Earlier this summer, IAB and Edelman released new research on what consumers actually think of native ads. Results of that research showed that well-executed native advertising can boost the credibility of a publication’s site, and that site’s credibly can, in turn, boost the perceived credibility of sponsored content it features. More specifically, sites saw a 33 percent lift in perceived credibility of native ads when those ads appeared on news sites considered to have a high level of credibility. Also, 54 percent of respondents from the research stated that they look favorably on news sites if its sponsored content was relevant to the content they were already reading.
FTC may regulate native advertising
Likely the biggest threat native advertising faces for content marketers could be federal interference — such as the Federal Trade Commission (FTC) introducing a set of regulations for the industry. In December of 2013, the FTC hosted a workshop to discuss the impact of native ads, which produced some mixed results. They said some native ads are unlawful, which gives me reason to pause. This is a big reason for why self-regulation within the industry is so critical, and the IAB’s native ad playbook is a good place to start.
Let’s take a page out of the search marketing industry’s playbook. When Google released its first search ads over a decade ago, they were 100 percent native — meaning a user would not have been able to tell those ads apart from organic search results. What later happened in search advertising is that the big players (Google, Yahoo, Microsoft) have all self-regulated, and done so successfully. This strategy has avoided regulators from stepping in and bringing their industry to a grinding halt.
The lowest common denominator wins (again)
I have written at length about why I’m not building a native ad network as I think it’s the wrong move for the industry. “Advertisers we work with at Quartz are interested in having genuine impact with highly sophisticated audiences – there’s not necessarily a commodity solution to that equation,” says Jay Lauf, SVP Atlantic Media at Quartz.
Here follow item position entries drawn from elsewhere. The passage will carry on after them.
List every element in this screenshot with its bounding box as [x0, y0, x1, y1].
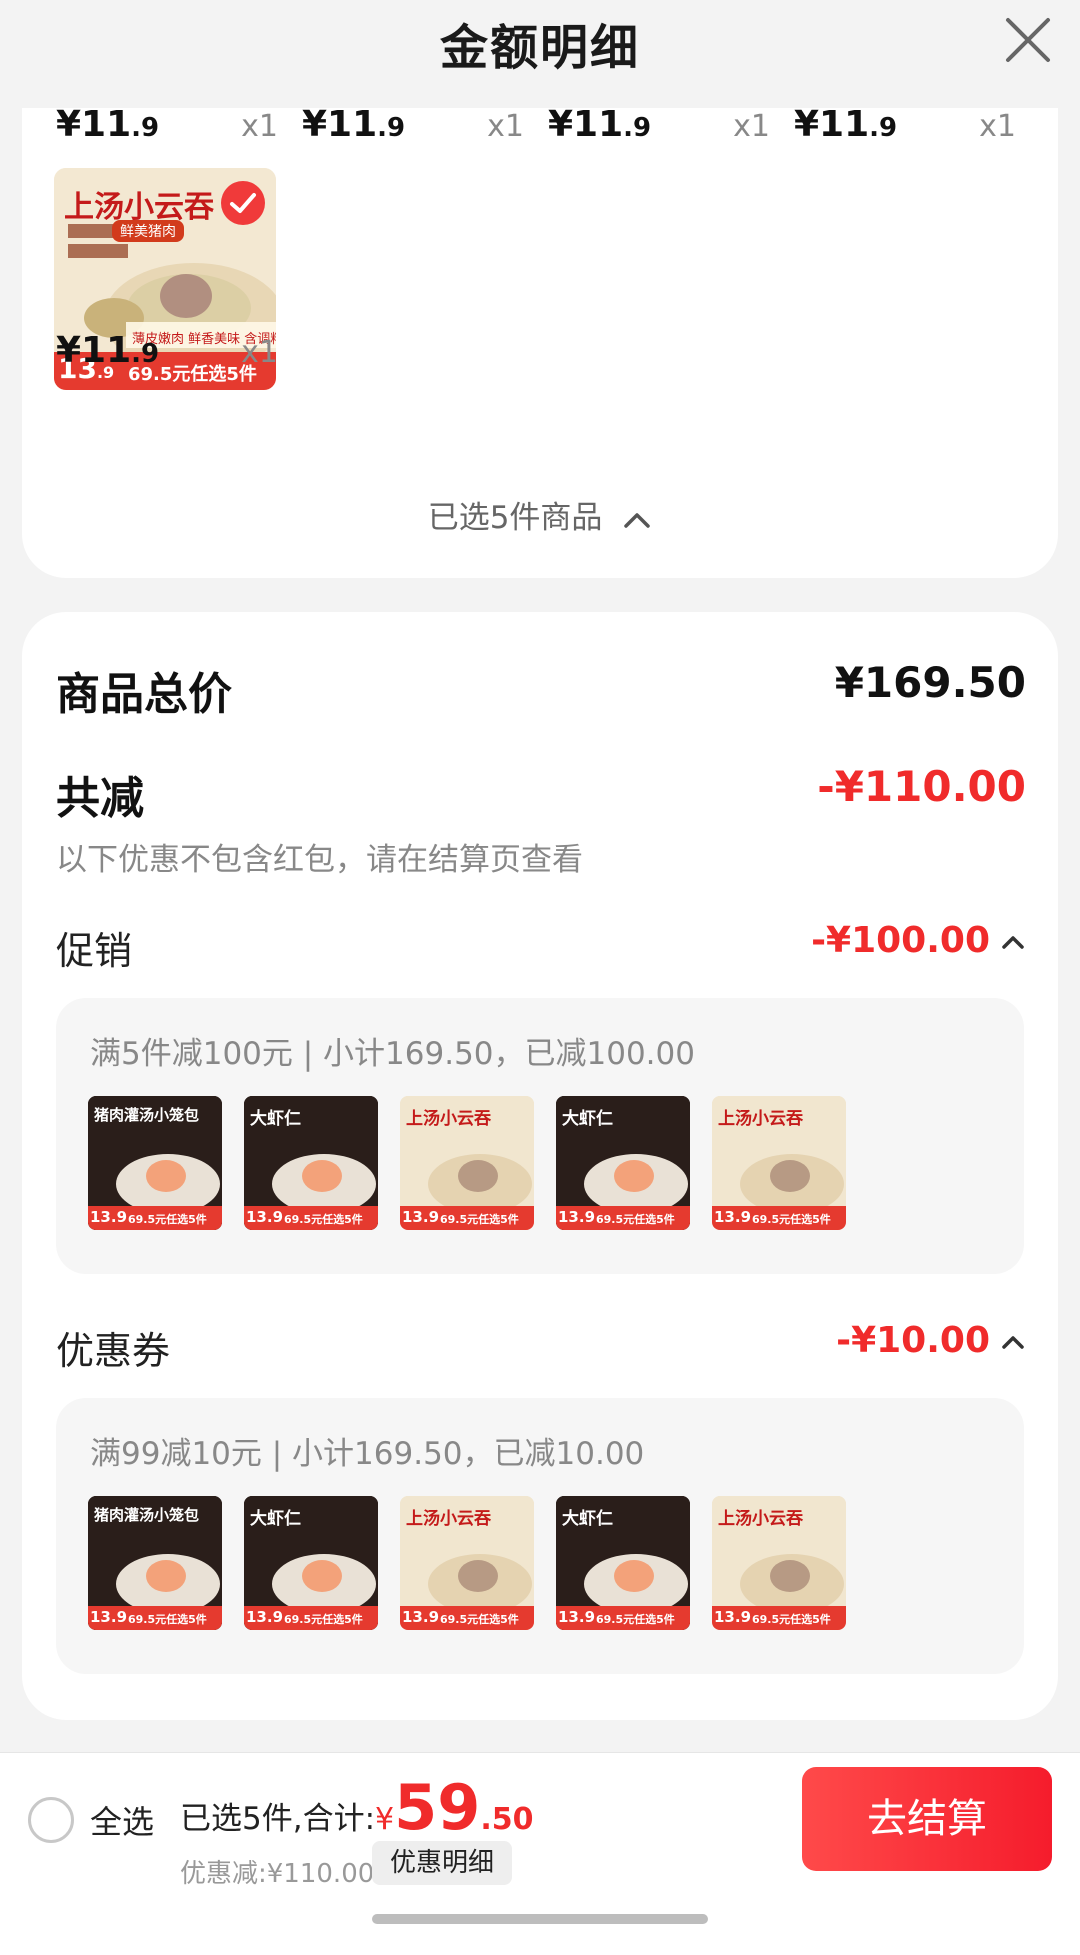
thumb-title: 大虾仁	[562, 1109, 613, 1129]
item-price: ¥11.9	[548, 104, 652, 145]
thumb-banner: 69.5元任选5件	[752, 1613, 831, 1626]
thumb-title: 猪肉灌汤小笼包	[94, 1106, 200, 1124]
thumb-banner: 69.5元任选5件	[440, 1213, 519, 1226]
thumb-title: 大虾仁	[562, 1509, 613, 1529]
item-qty: x1	[241, 335, 278, 370]
thumb-banner: 69.5元任选5件	[284, 1213, 363, 1226]
total-price-label: 商品总价	[56, 669, 232, 720]
thumb-title: 上汤小云吞	[406, 1509, 491, 1529]
thumb-title: 大虾仁	[250, 1109, 301, 1129]
coupon-label: 优惠券	[56, 1329, 171, 1373]
thumb-price-badge: 13.9	[90, 1208, 128, 1226]
thumb-price-badge: 13.9	[558, 1608, 596, 1626]
thumb-price-badge: 13.9	[714, 1608, 752, 1626]
item-price: ¥11.9	[302, 104, 406, 145]
thumb-banner: 69.5元任选5件	[128, 1213, 207, 1226]
total-summary: 已选5件,合计:¥59.50	[180, 1771, 534, 1844]
bottom-bar: 全选 已选5件,合计:¥59.50 优惠减:¥110.00 优惠明细 去结算	[0, 1752, 1080, 1955]
total-reduce-value: -¥110.00	[817, 762, 1026, 811]
thumb-title: 大虾仁	[250, 1509, 301, 1529]
total-cents: .50	[480, 1802, 534, 1837]
select-all-radio[interactable]	[28, 1797, 74, 1843]
thumb-price-badge: 13.9	[90, 1608, 128, 1626]
promo-toggle[interactable]: -¥100.00	[811, 920, 1026, 961]
product-thumbnail[interactable]: 猪肉灌汤小笼包 13.9 69.5元任选5件	[88, 1096, 222, 1230]
item-price: ¥11.9	[794, 104, 898, 145]
thumb-price-badge: 13.9	[714, 1208, 752, 1226]
item-qty: x1	[487, 109, 524, 144]
currency-symbol: ¥	[375, 1802, 395, 1837]
product-thumbnail[interactable]: 大虾仁 13.9 69.5元任选5件	[556, 1496, 690, 1630]
thumb-banner: 69.5元任选5件	[284, 1613, 363, 1626]
select-all-label[interactable]: 全选	[90, 1797, 154, 1843]
thumb-banner: 69.5元任选5件	[752, 1213, 831, 1226]
coupon-value: -¥10.00	[836, 1320, 990, 1361]
item-price-row: ¥11.9 x1	[56, 330, 278, 371]
selected-count-toggle[interactable]: 已选5件商品	[22, 492, 1058, 537]
thumb-banner: 69.5元任选5件	[596, 1613, 675, 1626]
total-reduce-label: 共减	[56, 773, 144, 824]
thumb-title: 上汤小云吞	[718, 1109, 803, 1129]
product-thumbnail[interactable]: 大虾仁 13.9 69.5元任选5件	[244, 1096, 378, 1230]
thumb-price-badge: 13.9	[558, 1208, 596, 1226]
product-thumbnail[interactable]: 上汤小云吞 13.9 69.5元任选5件	[400, 1096, 534, 1230]
product-thumbnail[interactable]: 大虾仁 13.9 69.5元任选5件	[556, 1096, 690, 1230]
coupon-desc: 满99减10元 | 小计169.50，已减10.00	[90, 1436, 645, 1472]
product-thumbnail[interactable]: 大虾仁 13.9 69.5元任选5件	[244, 1496, 378, 1630]
home-indicator[interactable]	[372, 1914, 708, 1924]
promo-desc: 满5件减100元 | 小计169.50，已减100.00	[90, 1036, 695, 1072]
thumb-subtitle: 鲜美猪肉	[112, 220, 184, 242]
promo-value: -¥100.00	[811, 920, 990, 961]
item-qty: x1	[733, 109, 770, 144]
amount-detail-card: 商品总价 ¥169.50 共减 -¥110.00 以下优惠不包含红包，请在结算页…	[22, 612, 1058, 1720]
selected-total-label: 已选5件,合计:	[180, 1801, 376, 1837]
thumb-title: 上汤小云吞	[718, 1509, 803, 1529]
thumb-price-badge: 13.9	[246, 1608, 284, 1626]
item-price-row: ¥11.9 x1	[794, 104, 1016, 145]
chevron-up-icon	[1002, 936, 1024, 949]
close-icon[interactable]	[1000, 12, 1056, 68]
thumb-banner: 69.5元任选5件	[128, 1613, 207, 1626]
thumb-price-badge: 13.9	[246, 1208, 284, 1226]
coupon-toggle[interactable]: -¥10.00	[836, 1320, 1026, 1361]
thumb-banner: 69.5元任选5件	[440, 1613, 519, 1626]
total-price-value: ¥169.50	[834, 658, 1026, 707]
thumb-price-badge: 13.9	[402, 1608, 440, 1626]
item-price: ¥11.9	[56, 330, 160, 371]
item-price: ¥11.9	[56, 104, 160, 145]
chevron-up-icon	[624, 512, 651, 528]
header: 金额明细	[0, 0, 1080, 108]
item-price-row: ¥11.9 x1	[56, 104, 278, 145]
product-thumbnail[interactable]: 上汤小云吞 13.9 69.5元任选5件	[712, 1096, 846, 1230]
product-thumbnail[interactable]: 上汤小云吞 13.9 69.5元任选5件	[400, 1496, 534, 1630]
product-thumbnail[interactable]: 猪肉灌汤小笼包 13.9 69.5元任选5件	[88, 1496, 222, 1630]
promo-product-list: 猪肉灌汤小笼包 13.9 69.5元任选5件 大虾仁 13.9 69.5元任选5件 上汤小云…	[88, 1096, 846, 1230]
checkout-button[interactable]: 去结算	[802, 1767, 1052, 1871]
item-price-row: ¥11.9 x1	[302, 104, 524, 145]
total-amount: 59	[394, 1771, 481, 1844]
chevron-up-icon	[1002, 1336, 1024, 1349]
item-qty: x1	[979, 109, 1016, 144]
thumb-banner: 69.5元任选5件	[596, 1213, 675, 1226]
item-price-row: ¥11.9 x1	[548, 104, 770, 145]
coupon-detail-box: 满99减10元 | 小计169.50，已减10.00 猪肉灌汤小笼包 13.9 69…	[56, 1398, 1024, 1674]
selected-items-card: ¥11.9 x1 ¥11.9 x1 ¥11.9 x1 ¥11.9 x1 上汤小云…	[22, 60, 1058, 578]
thumb-title: 上汤小云吞	[406, 1109, 491, 1129]
discount-summary: 优惠减:¥110.00	[180, 1859, 375, 1889]
item-qty: x1	[241, 109, 278, 144]
coupon-product-list: 猪肉灌汤小笼包 13.9 69.5元任选5件 大虾仁 13.9 69.5元任选5件 上汤小云…	[88, 1496, 846, 1630]
thumb-title: 猪肉灌汤小笼包	[94, 1506, 200, 1524]
discount-detail-button[interactable]: 优惠明细	[372, 1841, 512, 1885]
selected-count-label: 已选5件商品	[427, 500, 603, 536]
promo-detail-box: 满5件减100元 | 小计169.50，已减100.00 猪肉灌汤小笼包 13.9…	[56, 998, 1024, 1274]
checkmark-icon[interactable]	[220, 180, 266, 226]
page-title: 金额明细	[439, 20, 640, 76]
thumb-price-badge: 13.9	[402, 1208, 440, 1226]
promo-label: 促销	[56, 929, 133, 973]
product-thumbnail[interactable]: 上汤小云吞 13.9 69.5元任选5件	[712, 1496, 846, 1630]
discount-note: 以下优惠不包含红包，请在结算页查看	[56, 842, 583, 878]
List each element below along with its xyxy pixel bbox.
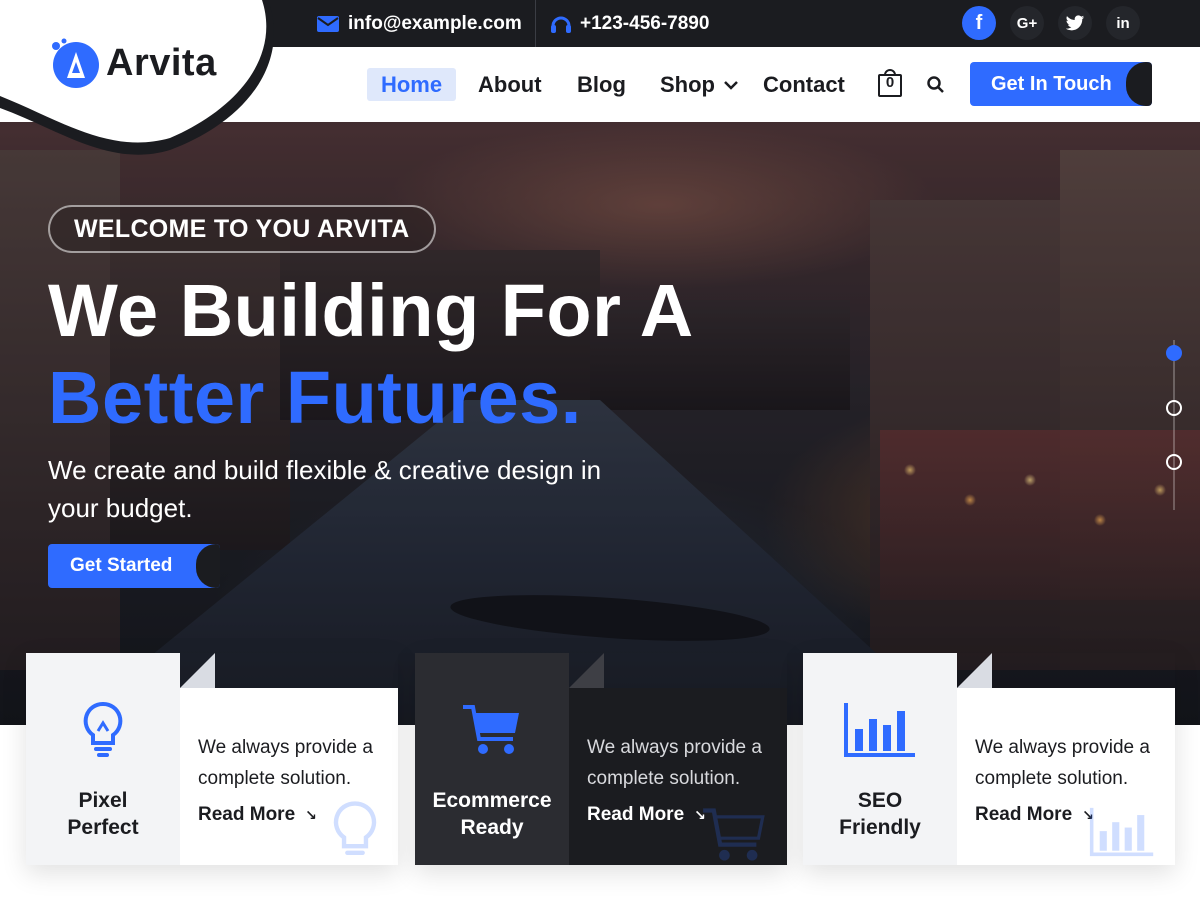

The threat remains, though, that as publishers become more desperate for revenue, they offer their highly-premium native inventory to networks that will generate a few bucks short-term but also commoditize that inventory forever.
What makes content marketing successful today is when clients and their agencies have a direct, one-to-one, relationship with the publisher. The best content programs are built based on the client’s objectives as well as what the publisher’s audience is receptive to. Every publisher’s site is different, or at least that’s the promise given to readers who spend hours consuming content. I think the moment the same sponsored content appears across multiple publishing sites, that site now risks to lose the trust and uniqueness they first touted when building their audience.
Publishers forget to invest in a distribution model
Every business needs a distribution model. Whether you are Samsung, Amazon, Wal-Mart, Coke, Apple or Polar (my business), everyone has a distribution model. VP of Gawker Media Erin Pettigrew puts it well when she says:
In a world where users are bombarded with information and can discover news through many channels, publishers can’t forget to invest in their own distribution model. At Gawker, we have successfully built a large audience that marketers are keen to engage with, frequently. This is thanks to a focus on distribution and developing unique approaches, ones that I expect will continue to evolve.
The last point she makes is key: the approaches and tactics will continue to change. How does this relate back to native advertising? Well, content marketers choose to work with premium publishers not only to create great content, but also to drive great distribution to it. Anthony DeMaio, associated publisher at Slate, often reminds clients that “content may be king, but distribution is queen”. Slate has served 100M native ads in the past month alone and is marrying strong content with strong distribution.
In closing, 2014 has been an exciting year for those of us in the publishing industry. My company in particular, Polar, has delivered 2 billion native ads alone for premium publishers. Those are impressive numbers that I hope will continue to accelerate, provided that together we can mitigate some of the threats facing our industry in the coming year.